We might end up looking back fondly at 2007.
Comparing what's happening today with 2007 seems a bit extreme to me. That said, agree that inept administration, rising inflation, interest rate rises, low corporate profitability, high rate of corporate debt and years of low income growth along with high debt among wage earners/consumers sounds like a recipe for a nasty recession. I think today's market "correction" is a symptom of investment money moving away from stocks in anticipation of recession 6-10 months hence. But then again, what do I know compared to @gonnagro?

If I were cynical, I'd say that recession will be delayed until after the election this fall.
 

schuylaar

Well-Known Member
The problem is, trump is an idiot. He supercharged a hot economy with tax cuts, which will raise interest rates. He is also planning a 1.5 trillion dollar infrastructure plan where the guv will only contribute $250 B in actual funds. That means states and private industry will have to issue bonds to raise the rest of the money. That will also raise interest rates.

If interest rates rise, money will have another place to go. Investors hate cash right now. It's next to worthless. As soon as the market levels off, it goes right back in.

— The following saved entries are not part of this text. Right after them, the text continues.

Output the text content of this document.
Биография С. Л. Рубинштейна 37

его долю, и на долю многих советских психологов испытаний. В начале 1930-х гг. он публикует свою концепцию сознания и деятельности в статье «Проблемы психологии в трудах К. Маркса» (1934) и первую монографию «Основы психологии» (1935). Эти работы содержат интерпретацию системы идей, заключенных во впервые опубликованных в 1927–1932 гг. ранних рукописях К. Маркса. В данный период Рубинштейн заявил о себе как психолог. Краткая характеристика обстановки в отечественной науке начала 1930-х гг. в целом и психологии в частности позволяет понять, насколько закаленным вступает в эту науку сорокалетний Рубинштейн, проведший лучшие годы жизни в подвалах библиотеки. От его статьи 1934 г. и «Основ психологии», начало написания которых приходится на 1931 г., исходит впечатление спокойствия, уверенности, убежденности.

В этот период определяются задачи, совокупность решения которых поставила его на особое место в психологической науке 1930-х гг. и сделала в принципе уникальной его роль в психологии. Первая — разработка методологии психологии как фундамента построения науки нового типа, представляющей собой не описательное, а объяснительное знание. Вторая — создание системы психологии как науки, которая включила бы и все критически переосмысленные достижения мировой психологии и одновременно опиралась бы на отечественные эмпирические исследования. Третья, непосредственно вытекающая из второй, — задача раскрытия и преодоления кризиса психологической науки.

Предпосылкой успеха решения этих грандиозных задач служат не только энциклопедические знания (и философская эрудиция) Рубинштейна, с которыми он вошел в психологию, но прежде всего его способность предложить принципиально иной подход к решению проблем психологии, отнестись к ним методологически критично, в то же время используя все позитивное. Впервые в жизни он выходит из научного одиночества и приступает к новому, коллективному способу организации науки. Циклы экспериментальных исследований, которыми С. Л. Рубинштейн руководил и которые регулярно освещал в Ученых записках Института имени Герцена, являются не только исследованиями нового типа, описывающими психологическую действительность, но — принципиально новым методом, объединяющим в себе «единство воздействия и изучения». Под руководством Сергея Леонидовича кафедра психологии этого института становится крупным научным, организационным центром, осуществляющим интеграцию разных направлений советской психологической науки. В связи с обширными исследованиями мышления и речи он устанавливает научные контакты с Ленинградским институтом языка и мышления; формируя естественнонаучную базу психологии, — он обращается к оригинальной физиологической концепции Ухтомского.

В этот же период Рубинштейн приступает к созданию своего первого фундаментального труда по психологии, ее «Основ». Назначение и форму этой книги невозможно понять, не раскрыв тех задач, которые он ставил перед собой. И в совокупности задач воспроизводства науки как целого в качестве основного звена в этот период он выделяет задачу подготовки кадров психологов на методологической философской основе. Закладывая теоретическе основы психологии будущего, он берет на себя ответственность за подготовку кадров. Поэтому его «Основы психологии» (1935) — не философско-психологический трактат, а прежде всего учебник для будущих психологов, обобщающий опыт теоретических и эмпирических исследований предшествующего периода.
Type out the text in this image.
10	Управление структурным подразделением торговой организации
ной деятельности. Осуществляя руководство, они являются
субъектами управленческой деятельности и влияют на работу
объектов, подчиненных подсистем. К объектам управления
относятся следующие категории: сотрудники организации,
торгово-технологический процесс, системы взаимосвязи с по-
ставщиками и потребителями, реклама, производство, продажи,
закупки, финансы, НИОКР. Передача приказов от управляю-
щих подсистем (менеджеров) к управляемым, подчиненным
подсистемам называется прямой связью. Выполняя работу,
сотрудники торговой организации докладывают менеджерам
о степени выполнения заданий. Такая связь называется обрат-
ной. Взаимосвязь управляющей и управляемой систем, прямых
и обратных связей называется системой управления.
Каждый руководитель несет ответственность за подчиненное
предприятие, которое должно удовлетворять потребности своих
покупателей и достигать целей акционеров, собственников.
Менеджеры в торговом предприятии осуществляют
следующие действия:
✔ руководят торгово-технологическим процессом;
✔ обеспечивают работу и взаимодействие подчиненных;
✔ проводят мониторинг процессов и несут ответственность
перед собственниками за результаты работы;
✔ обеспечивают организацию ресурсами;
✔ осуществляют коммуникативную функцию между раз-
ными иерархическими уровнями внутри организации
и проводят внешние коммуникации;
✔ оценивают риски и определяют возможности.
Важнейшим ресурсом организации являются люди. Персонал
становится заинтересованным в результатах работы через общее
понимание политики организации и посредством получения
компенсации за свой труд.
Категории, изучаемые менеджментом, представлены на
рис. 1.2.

If interest rates rise, and infrastructure spending causes a lot of high quality bonds (many interest free) to start competing for investment, the market will fall, and not by a little. A trillion dollars will move.

But higher interest rates will hurt consumer spending, which will hurt revenues.

We might end up looking back fondly at 2007.
awesome post!:clap: and yes, trump IS an idiot. I can totally see this happening..the issue is..who HAS money to spend NOW? people are tired of 2-3 jobs..you're in a corporate role, are you guys doing good?